El 21 de julio de 1951 nació en Chicago, Estados Unidos, Robin McLaurin Williams. Formado en la prestigiosa Juilliard School de Nueva York, Williams comenzó su carrera profesional en la comedia stand-up antes de dar el salto a la televisión con la serie Mork & Mindy a finales de la década de 1970. Su agilidad mental, su capacidad de improvisación y una versatilidad interpretativa fuera de lo común lo convirtieron rápidamente en uno de los actores más influyentes y queridos de la industria cinematográfica internacional.
A lo largo de las décadas de 1980 y 1990, construyó una filmografía icónica que alternó la comedia desopilante con el drama profundo. Películas como Buenos días, Vietnam, La sociedad de los poetas muertos, Despertares, Papá por siempre y la voz del Genio en Aladdín consolidaron su estatus de estrella global.

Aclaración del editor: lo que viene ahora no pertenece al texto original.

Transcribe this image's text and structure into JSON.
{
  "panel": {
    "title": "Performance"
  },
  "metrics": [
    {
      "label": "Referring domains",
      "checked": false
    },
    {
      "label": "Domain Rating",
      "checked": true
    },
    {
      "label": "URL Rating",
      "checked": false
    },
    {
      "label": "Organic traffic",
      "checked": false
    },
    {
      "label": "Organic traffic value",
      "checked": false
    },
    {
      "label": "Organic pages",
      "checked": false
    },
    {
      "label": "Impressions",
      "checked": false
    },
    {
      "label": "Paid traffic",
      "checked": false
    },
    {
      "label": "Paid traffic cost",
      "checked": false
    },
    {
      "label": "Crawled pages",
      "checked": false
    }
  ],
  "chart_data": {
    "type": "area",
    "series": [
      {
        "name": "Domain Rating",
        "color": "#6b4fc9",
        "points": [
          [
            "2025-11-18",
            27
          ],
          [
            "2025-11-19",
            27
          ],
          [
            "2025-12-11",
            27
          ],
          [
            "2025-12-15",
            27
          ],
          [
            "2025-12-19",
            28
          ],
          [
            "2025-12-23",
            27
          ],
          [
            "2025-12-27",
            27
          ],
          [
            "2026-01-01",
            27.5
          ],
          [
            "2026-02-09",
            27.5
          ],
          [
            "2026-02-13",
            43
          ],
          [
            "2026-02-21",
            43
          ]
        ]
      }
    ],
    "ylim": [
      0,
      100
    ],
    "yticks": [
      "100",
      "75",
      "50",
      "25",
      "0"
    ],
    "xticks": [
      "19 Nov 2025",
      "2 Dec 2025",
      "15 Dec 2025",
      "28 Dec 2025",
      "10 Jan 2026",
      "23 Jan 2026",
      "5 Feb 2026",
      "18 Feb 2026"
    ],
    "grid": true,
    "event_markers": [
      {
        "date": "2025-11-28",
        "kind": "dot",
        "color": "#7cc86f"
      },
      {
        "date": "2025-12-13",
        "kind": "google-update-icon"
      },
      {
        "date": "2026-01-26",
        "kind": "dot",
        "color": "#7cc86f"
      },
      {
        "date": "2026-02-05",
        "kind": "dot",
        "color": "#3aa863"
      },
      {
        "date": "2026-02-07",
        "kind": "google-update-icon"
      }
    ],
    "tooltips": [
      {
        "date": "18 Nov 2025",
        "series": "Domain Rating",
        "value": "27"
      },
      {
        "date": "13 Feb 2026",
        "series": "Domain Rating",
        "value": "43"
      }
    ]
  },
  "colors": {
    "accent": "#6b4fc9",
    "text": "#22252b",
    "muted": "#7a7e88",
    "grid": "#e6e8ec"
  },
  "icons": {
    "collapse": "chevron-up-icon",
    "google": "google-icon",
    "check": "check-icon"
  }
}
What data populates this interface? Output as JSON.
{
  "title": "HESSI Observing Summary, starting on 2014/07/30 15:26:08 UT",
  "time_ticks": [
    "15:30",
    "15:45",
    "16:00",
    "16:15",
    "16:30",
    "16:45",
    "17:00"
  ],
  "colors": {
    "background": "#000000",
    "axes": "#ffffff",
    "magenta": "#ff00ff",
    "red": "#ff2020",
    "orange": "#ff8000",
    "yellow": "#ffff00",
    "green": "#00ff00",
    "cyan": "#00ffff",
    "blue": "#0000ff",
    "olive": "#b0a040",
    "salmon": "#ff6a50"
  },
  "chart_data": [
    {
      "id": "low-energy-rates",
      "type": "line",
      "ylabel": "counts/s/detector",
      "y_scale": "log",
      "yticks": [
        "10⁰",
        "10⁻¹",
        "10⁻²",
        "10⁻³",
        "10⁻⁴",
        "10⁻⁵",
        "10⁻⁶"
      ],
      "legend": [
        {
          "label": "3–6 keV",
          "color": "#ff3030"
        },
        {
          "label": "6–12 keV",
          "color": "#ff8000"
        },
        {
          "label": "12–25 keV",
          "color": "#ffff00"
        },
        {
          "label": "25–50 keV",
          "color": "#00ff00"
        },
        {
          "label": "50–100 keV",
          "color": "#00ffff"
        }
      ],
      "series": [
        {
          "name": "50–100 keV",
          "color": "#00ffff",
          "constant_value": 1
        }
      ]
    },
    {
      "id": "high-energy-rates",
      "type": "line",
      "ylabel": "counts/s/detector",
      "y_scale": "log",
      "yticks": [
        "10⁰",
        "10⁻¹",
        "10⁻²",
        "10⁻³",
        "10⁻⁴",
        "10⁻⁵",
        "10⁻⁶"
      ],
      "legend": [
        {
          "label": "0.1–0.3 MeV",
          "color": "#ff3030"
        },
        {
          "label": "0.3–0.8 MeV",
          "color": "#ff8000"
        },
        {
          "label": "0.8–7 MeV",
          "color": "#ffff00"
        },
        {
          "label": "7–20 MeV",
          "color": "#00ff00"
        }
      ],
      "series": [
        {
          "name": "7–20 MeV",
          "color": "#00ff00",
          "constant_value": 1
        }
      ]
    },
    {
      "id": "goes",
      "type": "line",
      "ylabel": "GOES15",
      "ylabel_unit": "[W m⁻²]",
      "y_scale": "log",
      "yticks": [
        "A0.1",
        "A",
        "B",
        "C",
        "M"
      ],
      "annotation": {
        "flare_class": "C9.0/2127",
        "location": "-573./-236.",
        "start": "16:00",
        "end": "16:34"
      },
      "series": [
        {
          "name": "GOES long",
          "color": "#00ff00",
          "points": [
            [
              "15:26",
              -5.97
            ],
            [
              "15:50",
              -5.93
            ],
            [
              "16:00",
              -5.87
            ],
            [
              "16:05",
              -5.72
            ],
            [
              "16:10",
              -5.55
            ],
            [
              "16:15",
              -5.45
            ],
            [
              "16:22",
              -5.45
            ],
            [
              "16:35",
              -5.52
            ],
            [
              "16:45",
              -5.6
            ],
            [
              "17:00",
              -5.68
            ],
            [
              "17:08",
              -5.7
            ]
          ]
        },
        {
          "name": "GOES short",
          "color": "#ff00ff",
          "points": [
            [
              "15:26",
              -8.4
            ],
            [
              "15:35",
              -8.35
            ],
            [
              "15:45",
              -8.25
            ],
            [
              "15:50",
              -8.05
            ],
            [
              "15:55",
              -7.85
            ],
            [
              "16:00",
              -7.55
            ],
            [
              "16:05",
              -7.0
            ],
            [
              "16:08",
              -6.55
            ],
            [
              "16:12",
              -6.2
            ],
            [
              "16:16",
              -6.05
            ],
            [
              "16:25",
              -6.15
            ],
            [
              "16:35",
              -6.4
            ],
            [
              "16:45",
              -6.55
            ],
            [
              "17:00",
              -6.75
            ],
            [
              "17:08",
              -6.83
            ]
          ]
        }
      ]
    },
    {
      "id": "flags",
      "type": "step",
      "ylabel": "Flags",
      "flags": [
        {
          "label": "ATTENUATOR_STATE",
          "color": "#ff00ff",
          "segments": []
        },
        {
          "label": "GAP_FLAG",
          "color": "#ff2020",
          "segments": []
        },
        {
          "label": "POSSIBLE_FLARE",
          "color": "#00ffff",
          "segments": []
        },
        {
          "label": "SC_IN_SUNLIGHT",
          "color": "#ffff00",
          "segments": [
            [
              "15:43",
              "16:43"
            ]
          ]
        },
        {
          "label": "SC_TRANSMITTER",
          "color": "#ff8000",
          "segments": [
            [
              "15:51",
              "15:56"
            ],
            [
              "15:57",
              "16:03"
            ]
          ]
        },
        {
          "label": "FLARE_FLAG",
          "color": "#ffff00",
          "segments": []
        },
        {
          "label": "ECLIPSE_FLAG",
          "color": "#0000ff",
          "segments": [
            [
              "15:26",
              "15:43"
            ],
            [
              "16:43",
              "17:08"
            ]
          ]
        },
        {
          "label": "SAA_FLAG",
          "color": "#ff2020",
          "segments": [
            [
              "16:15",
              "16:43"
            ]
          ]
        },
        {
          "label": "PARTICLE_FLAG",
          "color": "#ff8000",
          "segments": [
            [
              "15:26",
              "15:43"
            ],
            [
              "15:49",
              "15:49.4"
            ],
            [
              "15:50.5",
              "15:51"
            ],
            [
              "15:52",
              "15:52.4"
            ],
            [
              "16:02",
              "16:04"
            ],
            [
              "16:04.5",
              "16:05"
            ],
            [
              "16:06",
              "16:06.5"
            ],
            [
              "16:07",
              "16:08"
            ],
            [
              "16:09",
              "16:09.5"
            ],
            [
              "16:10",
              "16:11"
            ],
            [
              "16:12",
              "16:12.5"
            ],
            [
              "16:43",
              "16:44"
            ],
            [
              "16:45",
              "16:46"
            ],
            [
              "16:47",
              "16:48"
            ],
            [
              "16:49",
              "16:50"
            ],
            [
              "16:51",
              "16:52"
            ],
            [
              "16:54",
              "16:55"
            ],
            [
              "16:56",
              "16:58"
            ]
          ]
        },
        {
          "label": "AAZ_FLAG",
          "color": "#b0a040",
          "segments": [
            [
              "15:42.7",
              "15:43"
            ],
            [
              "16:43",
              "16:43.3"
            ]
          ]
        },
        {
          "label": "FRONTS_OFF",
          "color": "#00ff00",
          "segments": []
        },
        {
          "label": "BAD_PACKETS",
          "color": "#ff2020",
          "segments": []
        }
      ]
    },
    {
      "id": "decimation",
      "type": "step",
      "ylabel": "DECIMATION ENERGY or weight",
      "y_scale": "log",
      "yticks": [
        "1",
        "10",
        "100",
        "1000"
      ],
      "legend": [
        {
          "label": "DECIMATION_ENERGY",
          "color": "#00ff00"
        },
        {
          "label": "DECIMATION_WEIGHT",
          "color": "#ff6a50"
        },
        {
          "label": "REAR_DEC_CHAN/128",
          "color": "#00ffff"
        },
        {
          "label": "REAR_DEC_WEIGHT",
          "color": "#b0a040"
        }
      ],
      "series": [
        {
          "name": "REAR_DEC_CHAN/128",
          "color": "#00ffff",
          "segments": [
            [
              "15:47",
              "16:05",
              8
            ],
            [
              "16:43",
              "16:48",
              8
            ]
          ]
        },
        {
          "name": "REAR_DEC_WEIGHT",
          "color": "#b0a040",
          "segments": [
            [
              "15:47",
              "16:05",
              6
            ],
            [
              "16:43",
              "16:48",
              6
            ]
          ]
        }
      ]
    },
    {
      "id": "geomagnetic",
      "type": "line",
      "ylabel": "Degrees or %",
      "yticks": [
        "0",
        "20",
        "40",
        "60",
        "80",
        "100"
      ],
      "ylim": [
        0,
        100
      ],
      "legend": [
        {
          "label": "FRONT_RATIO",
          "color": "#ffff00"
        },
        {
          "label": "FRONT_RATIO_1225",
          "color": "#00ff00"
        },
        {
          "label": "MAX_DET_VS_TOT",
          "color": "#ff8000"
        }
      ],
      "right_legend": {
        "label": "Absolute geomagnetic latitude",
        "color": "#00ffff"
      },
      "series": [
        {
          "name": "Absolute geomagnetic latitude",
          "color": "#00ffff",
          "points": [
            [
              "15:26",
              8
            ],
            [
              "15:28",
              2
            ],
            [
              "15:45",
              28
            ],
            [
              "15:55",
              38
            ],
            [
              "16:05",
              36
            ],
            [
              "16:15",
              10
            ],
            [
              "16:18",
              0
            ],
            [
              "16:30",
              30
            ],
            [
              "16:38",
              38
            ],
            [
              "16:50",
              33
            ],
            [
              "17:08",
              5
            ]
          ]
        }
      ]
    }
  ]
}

Sin embargo, a pesar de haber recibido tres nominaciones previas al premio de la Academia de Artes y Ciencias Cinematográficas como Actor Principal, la consagración con la estatuilla dorada le llegaría a través de un papel secundario de alto impacto emocional.
La consagración académica con Good Will Hunting
En 1997, Williams aceptó interpretar al doctor Sean Maguire en el drama Good Will Hunting (titulado En busca del destino en Latinoamérica), dirigido por Gus Van Sant y escrito por los por entonces jóvenes e inéditos guionistas Matt Damon y Ben Affleck.
El actor asumió el rol de un terapeuta y profesor de psicología viudo y austero de Boston, encargado de tratar a Will Hunting (Damon), un joven genio de la matemática autodidacta que trabajaba como conserje en el Instituto de Tecnología de Massachusetts (MIT) y atravesaba serios problemas de conducta con la ley.
La interpretación de Williams aportó la contención y el eje emocional necesario para la historia. Lejos de su habitual hiperactividad escénica, el actor construyó un personaje sobrio, empático y atravesado por el duelo de haber perdido a su esposa. Escenas fundamentales del film, como el monólogo en el banco de un parque sobre el valor de la experiencia de vida frente al conocimiento puramente teórico o la icónica línea final improvisada por Williams ("Me robó la frase"), se convirtieron en clásicos automáticos de la narrativa contemporánea.
El reconocimiento en la 70ª edición de los Premios de la Academia
El 23 de marzo de 1998, durante la 70ª entrega de los Premios Óscar celebrada en el Shrine Auditorium de Los Ángeles, Robin Williams fue galardonado con la estatua al Mejor Actor de Reparto.
Al subir al escenario, ofreció un discurso célebre donde agradeció a Damon y Affleck por el guion escrito, reconoció la dirección de Van Sant y cerró su intervención dedicando el premio a su padre con una frase que conmovió a la audiencia: "Quiero agradecer a mi padre, allí arriba, el hombre que cuando le dije que quería ser actor me dijo: 'Maravilloso, solo asegúrate de tener una profesión de respaldo como la de soldador'".
El premio no solo ratificó el reconocimiento de la crítica especializada, sino que coronó la faceta dramática de un artista que demostró que su talento trascendía con creces los límites de la comedia. Williams falleció el 11 de agosto de 2014 a los 63 años, dejando un legado cinematográfico que permanece como referente ineludible de la cultura popular contemporánea.